The quantitative adequacy of the Taylor model for representing the behaviors of FCC polycrystals is discussed through comparison with crystal plasticity analysis using the homogenization-based finite method. The key element of the crystal plasticity theory is the constitutive relation for single crystals. The most classical way to apply it to polycrystals is the Taylor model. This model assumes that all crystal grains in a crystal aggregate are subjected to the same strain under macroscopically uniform deformation. This assumption provides a solution satisfying the continuity of displacement between crystal grains. The effect and evolution of the crystallographic texture can easily be taken into account.

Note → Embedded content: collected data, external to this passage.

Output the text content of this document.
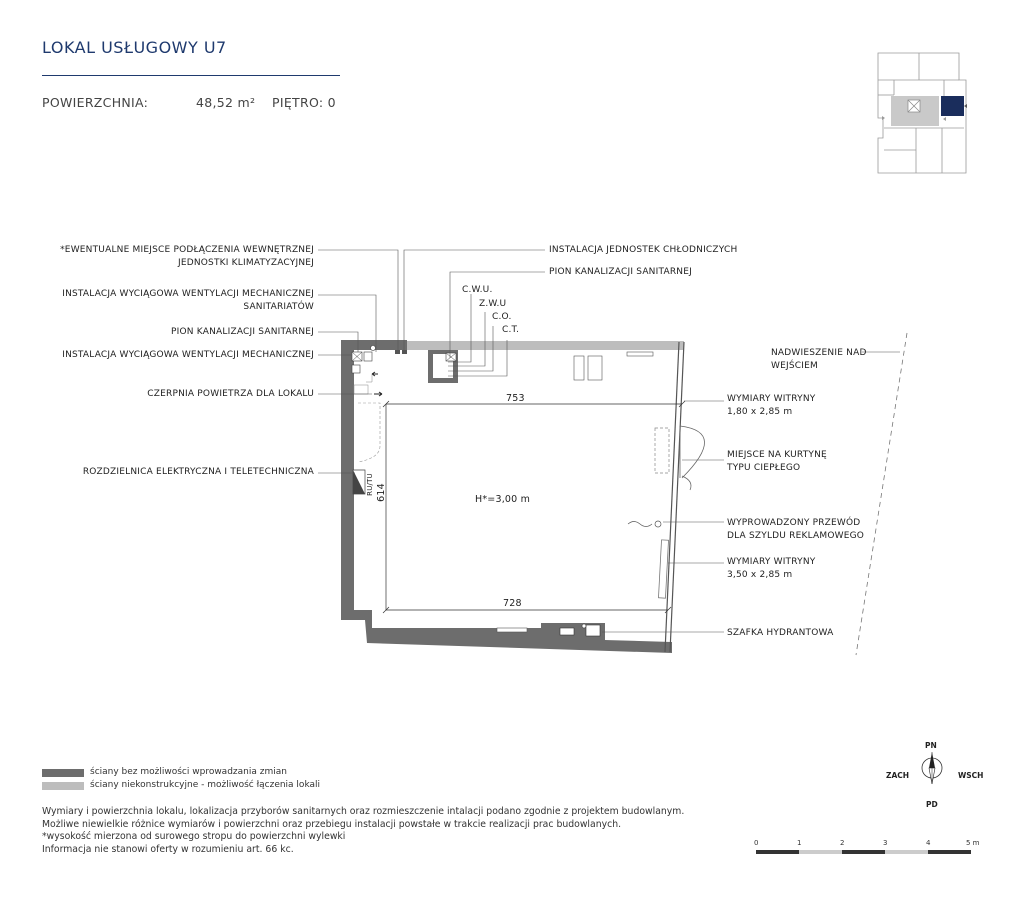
LOKAL USŁUGOWY U7
POWIERZCHNIA:	48,52 m² PIĘTRO: 0
*EWENTUALNE MIEJSCE PODŁĄCZENIA WEWNĘTRZNEJ
JEDNOSTKI KLIMATYZACYJNEJ
INSTALACJA WYCIĄGOWA WENTYLACJI MECHANICZNEJ
SANITARIATÓW
PION KANALIZACJI SANITARNEJ
INSTALACJA WYCIĄGOWA WENTYLACJI MECHANICZNEJ
CZERPNIA POWIETRZA DLA LOKALU
ROZDZIELNICA ELEKTRYCZNA I TELETECHNICZNA
INSTALACJA JEDNOSTEK CHŁODNICZYCH
PION KANALIZACJI SANITARNEJ
C.W.U.
Z.W.U
C.O.
C.T.
NADWIESZENIE NAD
WEJŚCIEM
WYMIARY WITRYNY
1,80 x 2,85 m
MIEJSCE NA KURTYNĘ
TYPU CIEPŁEGO
WYPROWADZONY PRZEWÓD
DLA SZYLDU REKLAMOWEGO
WYMIARY WITRYNY
3,50 x 2,85 m
SZAFKA HYDRANTOWA
753
728
614	H*=3,00 m
RU/TU
ściany bez możliwości wprowadzania zmian
ściany niekonstrukcyjne - możliwość łączenia lokali
Wymiary i powierzchnia lokalu, lokalizacja przyborów sanitarnych oraz rozmieszczenie intalacji podano zgodnie z projektem budowlanym.
Możliwe niewielkie różnice wymiarów i powierzchni oraz przebiegu instalacji powstałe w trakcie realizacji prac budowlanych.
*wysokość mierzona od surowego stropu do powierzchni wylewki
Informacja nie stanowi oferty w rozumieniu art. 66 kc.
PN
PD
ZACH	WSCH
0	1	2	3	4	5 m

However, the assumption of uniform strain, the main idea in the Taylor model, has never been validated quantitatively. On the other hand, the homogenization-based finite element method can represent arbitrary microscopic deformations, i.e., each crystal grain may have nonuniform deformation, and can provide a material response under more realistic boundary conditions. In this paper, we first determine the appropriate size for the representative volume element (RVE) in the homogenization-based finite element method that can represent the macroscopic polycrystalline behavior of FCC. After that, the polycrystalline behaviors obtained using the Taylor model are compared with those obtained using the homogenization-based finite element method. Finally, the quantitative adequacy of the Taylor model is discussed. It is clarified that the Taylor model is qualitatively consistent with the homogenization-based finite element method and can be used as a practical model of polycrystalline FCC metals for a first-order approximation, although it is not quantitatively reasonable even for FCC metals.